Diabetes is the 7th leading cause of death in the United States and afflicts more than 29 mil­lion Americans, often causing major complications, such as heart disease, retinopathy, and chronic kidney dis­ease.1 Existing quality measures have provided an important foundation to help improve diabetes care. Specifically, healthcare performance measures are important tools used to quantify the quality, cost, and efficiency of care pro­vided to patients. Healthcare providers use measurement results to gauge the quality of care that is being provided, determine where improvement efforts are most needed, and monitor whether or not improvement activities are hav­ing the desired effects. The primary goal of healthcare performance mea­surement is to improve the quality of healthcare received by patients and their families, and ultimately, to im­prove health.

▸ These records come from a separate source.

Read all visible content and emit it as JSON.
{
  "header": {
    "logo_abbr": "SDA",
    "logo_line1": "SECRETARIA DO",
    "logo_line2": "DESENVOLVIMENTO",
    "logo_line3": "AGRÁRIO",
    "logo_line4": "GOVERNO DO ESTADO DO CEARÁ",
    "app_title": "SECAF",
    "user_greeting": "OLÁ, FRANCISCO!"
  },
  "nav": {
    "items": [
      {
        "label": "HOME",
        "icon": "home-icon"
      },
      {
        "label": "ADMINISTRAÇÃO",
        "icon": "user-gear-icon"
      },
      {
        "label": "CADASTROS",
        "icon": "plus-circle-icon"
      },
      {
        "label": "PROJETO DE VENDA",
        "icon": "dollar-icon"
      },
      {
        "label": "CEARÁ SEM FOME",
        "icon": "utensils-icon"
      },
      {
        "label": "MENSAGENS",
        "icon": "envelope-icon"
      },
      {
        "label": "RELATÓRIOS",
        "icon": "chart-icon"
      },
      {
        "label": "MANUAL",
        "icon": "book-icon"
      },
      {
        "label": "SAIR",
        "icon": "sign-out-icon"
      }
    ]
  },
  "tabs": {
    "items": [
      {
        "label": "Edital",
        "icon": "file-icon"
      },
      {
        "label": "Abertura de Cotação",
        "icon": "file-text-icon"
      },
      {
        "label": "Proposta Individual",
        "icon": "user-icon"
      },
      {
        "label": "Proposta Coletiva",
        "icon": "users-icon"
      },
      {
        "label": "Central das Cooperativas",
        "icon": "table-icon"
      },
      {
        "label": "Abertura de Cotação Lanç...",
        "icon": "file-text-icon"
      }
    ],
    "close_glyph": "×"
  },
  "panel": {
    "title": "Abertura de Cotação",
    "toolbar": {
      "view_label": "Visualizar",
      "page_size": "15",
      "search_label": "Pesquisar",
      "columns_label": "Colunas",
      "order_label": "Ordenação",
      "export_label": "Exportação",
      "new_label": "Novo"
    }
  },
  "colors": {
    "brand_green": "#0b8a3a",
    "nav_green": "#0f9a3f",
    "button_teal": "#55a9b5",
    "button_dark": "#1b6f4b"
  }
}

To help drive broader health im­provements for people living with dia­betes or prediabetes, the healthcare community needs to address the lack of measures in numerous important areas, such as measures to better as­sess patients’ health outcomes, mea­sures targeted to those with metabolic syndrome, and measures that use various types of clinical and patient-reported information.
NQF MEASURE ENDORSEMENT
The mission of the National Quality Forum (NQF), a nonprofit, nonpartisan, membership-based organization, is to lead national collaboration to improve health and healthcare quality through measurement. One way that NQF fulfills this mission is to endorse performance measures. Measures en­dorsed by NQF undergo a stringent evaluation by multistake­holder committees comprised of clinicians and other experts from hospitals and other healthcare providers, employers, health plans, public agencies, community coalitions, and patients—many of whom use measures on a daily basis to ensure better care. NQF-endorsed measures undergo routine reevaluation to ensure that they are still the best available measures and reflect current scientific knowledge. Because NQF’s endorsement process is rigorous, fully transparent, and powered by multistakeholder consensus, performance measures endorsed by NQF are considered to be those most likely to facilitate achievement of high quality and efficient healthcare for patients and their families.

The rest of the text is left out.